You might lose signals in data as trends change, too. When contact numbers for customers shifted from landline to mobile phones, organizations lost the ability to extract the customer location from the number. “If you were using area codes to validate locality, you lost a lot of records,” Kashalikar adds. Two companies you work with might also merge, so deciding whether to treat them as the same entity or keep them separate in your golden master record of companies depends on the use case.
Even without major changes, the underlying data itself might have drifted. “The relationships between the outcome variables of interest and your features may have changed,” Friedman says. “You can’t simply lock in and say, ‘This dataset is absolutely perfect’ and lift it off the shelf to use for a problem a year from now.”

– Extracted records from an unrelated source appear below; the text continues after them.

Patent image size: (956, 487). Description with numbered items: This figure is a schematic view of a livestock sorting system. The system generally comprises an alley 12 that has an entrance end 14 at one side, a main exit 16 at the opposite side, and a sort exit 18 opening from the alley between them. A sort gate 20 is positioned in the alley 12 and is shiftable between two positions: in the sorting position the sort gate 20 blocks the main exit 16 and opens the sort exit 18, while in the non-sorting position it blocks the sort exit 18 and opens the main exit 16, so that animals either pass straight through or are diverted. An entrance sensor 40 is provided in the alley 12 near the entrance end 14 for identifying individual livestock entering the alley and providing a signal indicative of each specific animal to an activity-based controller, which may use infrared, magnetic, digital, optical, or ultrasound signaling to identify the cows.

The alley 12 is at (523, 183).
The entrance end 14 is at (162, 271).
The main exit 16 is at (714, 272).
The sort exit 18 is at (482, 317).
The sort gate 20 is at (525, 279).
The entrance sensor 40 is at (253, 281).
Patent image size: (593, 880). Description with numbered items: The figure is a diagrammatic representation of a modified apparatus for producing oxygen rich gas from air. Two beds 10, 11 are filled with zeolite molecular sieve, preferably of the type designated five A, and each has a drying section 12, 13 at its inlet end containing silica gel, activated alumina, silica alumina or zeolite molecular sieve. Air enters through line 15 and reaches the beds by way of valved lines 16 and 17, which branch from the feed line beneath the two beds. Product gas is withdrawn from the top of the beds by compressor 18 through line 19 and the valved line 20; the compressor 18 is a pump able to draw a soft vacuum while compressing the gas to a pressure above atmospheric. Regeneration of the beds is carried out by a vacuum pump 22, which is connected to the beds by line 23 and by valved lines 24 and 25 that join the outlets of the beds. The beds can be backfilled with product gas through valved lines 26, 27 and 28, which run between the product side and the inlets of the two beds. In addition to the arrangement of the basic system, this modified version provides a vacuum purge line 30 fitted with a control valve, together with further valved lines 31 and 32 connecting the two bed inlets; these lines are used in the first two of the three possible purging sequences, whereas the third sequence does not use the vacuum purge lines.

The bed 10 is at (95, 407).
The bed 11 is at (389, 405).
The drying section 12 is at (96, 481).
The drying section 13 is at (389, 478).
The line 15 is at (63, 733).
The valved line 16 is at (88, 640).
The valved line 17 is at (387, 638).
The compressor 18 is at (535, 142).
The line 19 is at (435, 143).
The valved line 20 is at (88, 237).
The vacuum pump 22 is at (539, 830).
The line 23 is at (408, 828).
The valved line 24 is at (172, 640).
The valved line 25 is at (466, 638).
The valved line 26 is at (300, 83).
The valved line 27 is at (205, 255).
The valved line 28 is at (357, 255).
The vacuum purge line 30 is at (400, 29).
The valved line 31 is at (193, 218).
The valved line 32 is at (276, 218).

To avoid all these problems, you need to involve people with the expertise to differentiate between genuine errors and meaningful signals, document the decisions you make about data cleaning and the reasons for them, and regularly review the impact of data cleaning on both model performance and business outcomes.

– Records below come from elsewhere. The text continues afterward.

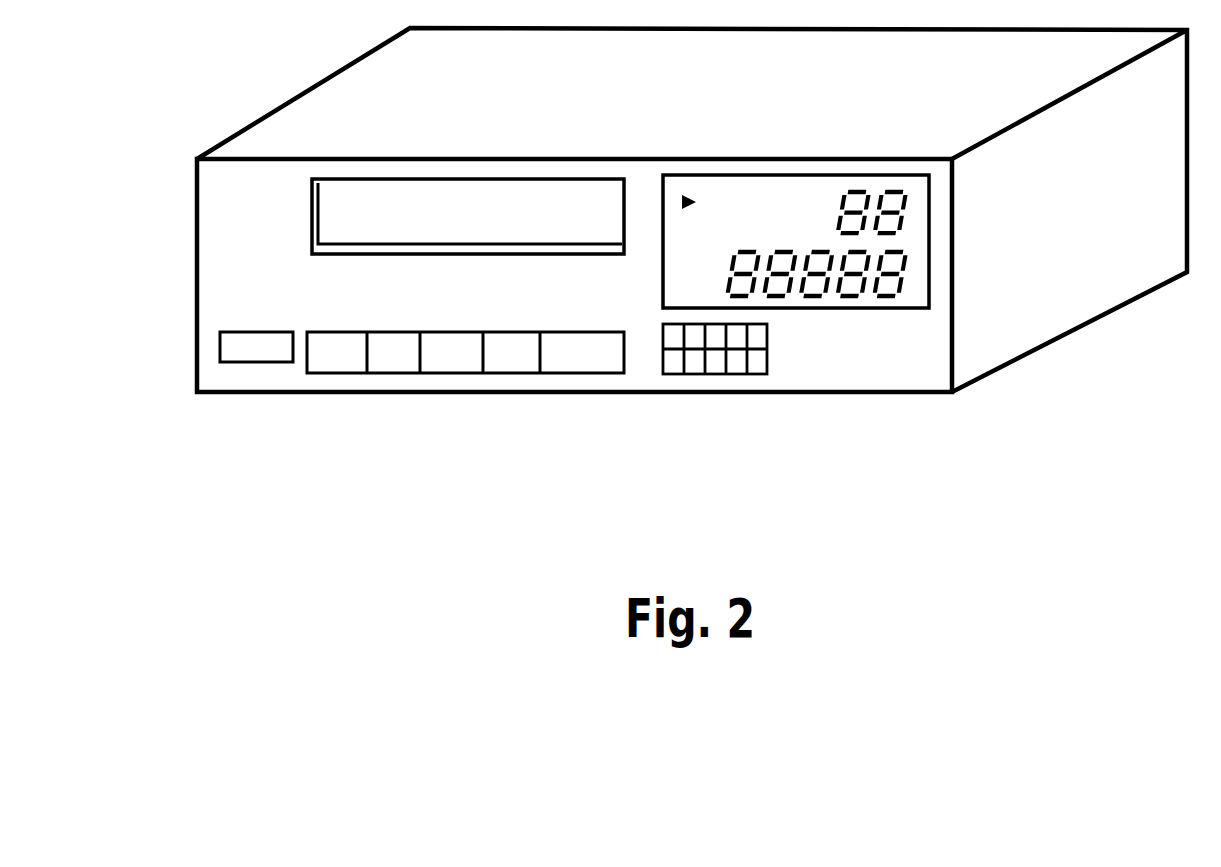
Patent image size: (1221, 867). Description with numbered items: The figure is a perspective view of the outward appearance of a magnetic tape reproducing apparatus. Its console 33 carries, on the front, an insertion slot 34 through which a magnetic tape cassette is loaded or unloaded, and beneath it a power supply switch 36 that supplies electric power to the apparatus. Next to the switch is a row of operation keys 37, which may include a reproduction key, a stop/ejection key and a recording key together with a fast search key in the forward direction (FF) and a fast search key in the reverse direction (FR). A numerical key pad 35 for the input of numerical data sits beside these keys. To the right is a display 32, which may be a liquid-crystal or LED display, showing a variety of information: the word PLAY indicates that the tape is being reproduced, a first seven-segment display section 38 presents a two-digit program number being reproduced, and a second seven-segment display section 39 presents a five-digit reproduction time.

The display 32 is at (868, 324).
The console 33 is at (200, 250).
The insertion slot 34 is at (328, 178).
The numerical key pad 35 is at (695, 375).
The power supply switch 36 is at (235, 363).
The operation keys 37 is at (623, 399).
The first 7 segment display section 38 is at (917, 212).
The second 7 segment display section 39 is at (910, 288).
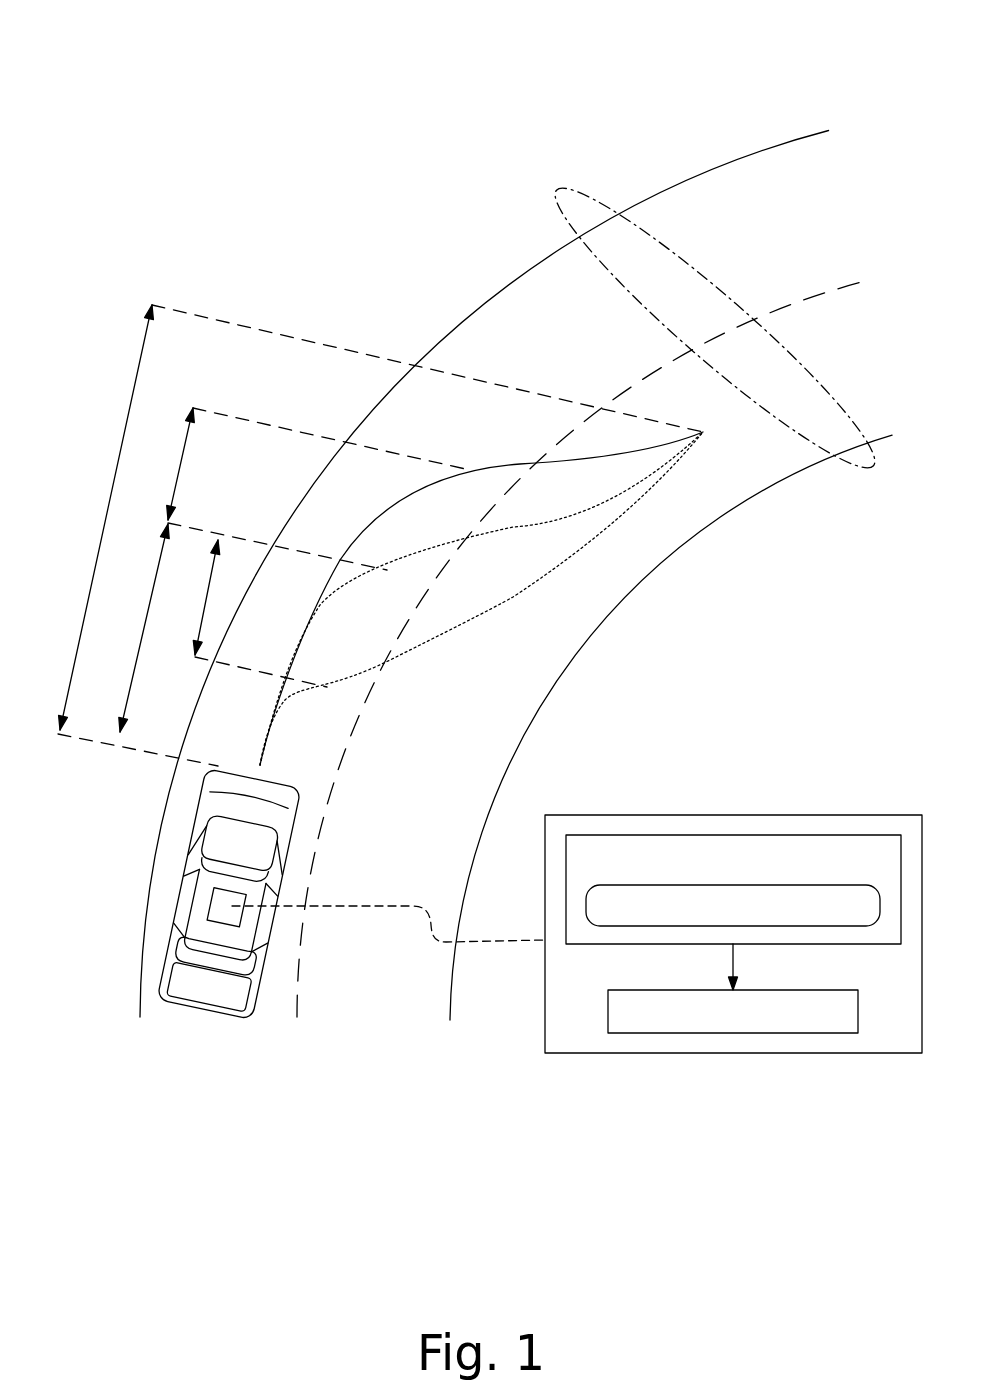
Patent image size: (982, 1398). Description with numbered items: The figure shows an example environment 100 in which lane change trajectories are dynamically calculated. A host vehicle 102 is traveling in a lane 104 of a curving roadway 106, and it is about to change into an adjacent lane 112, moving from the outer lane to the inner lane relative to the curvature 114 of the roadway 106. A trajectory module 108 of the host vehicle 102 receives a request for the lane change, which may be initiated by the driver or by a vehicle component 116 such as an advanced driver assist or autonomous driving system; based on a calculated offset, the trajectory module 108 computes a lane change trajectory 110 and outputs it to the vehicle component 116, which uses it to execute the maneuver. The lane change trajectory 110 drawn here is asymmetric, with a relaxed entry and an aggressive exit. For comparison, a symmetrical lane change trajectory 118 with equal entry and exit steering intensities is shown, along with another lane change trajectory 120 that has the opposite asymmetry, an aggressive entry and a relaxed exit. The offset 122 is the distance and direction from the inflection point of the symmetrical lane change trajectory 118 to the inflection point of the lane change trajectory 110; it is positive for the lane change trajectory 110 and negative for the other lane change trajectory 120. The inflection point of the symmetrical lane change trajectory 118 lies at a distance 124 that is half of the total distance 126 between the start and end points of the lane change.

The example environment 100 is at (823, 55).
The host vehicle 102 is at (237, 1027).
The lane 104 is at (624, 271).
The roadway 106 is at (578, 186).
The trajectory module 108 is at (733, 889).
The lane change trajectory 110 is at (410, 493).
The adjacent lane 112 is at (768, 389).
The curvature 114 is at (749, 693).
The vehicle component 116 is at (733, 1011).
The symmetrical lane change trajectory 118 is at (428, 550).
The other lane change trajectory 120 is at (438, 643).
The offset 122 is at (185, 445).
The distance 124 is at (137, 662).
The total distance 126 is at (146, 335).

Rather than doing masses of data cleaning up front and only then starting development, take an iterative approach with incremental data cleaning and quick experiments.
“What we’ve seen to be successful is onboard data incrementally,” says Yahav. “There’s a huge temptation to say let’s connect everything and trust that it works. But then when it hits you, you don’t know what’s broken, and then you have to start disconnecting things.”
So start with small amounts of recent data, or data you trust, see how that works, and build more sources or volume of data from there and see where it breaks. “It’s going to eventually break because something you forgot is going to reach the main pipeline, and something’s going to surprise you,” he says. “You want this process to be gradual enough for you to understand what caused that.”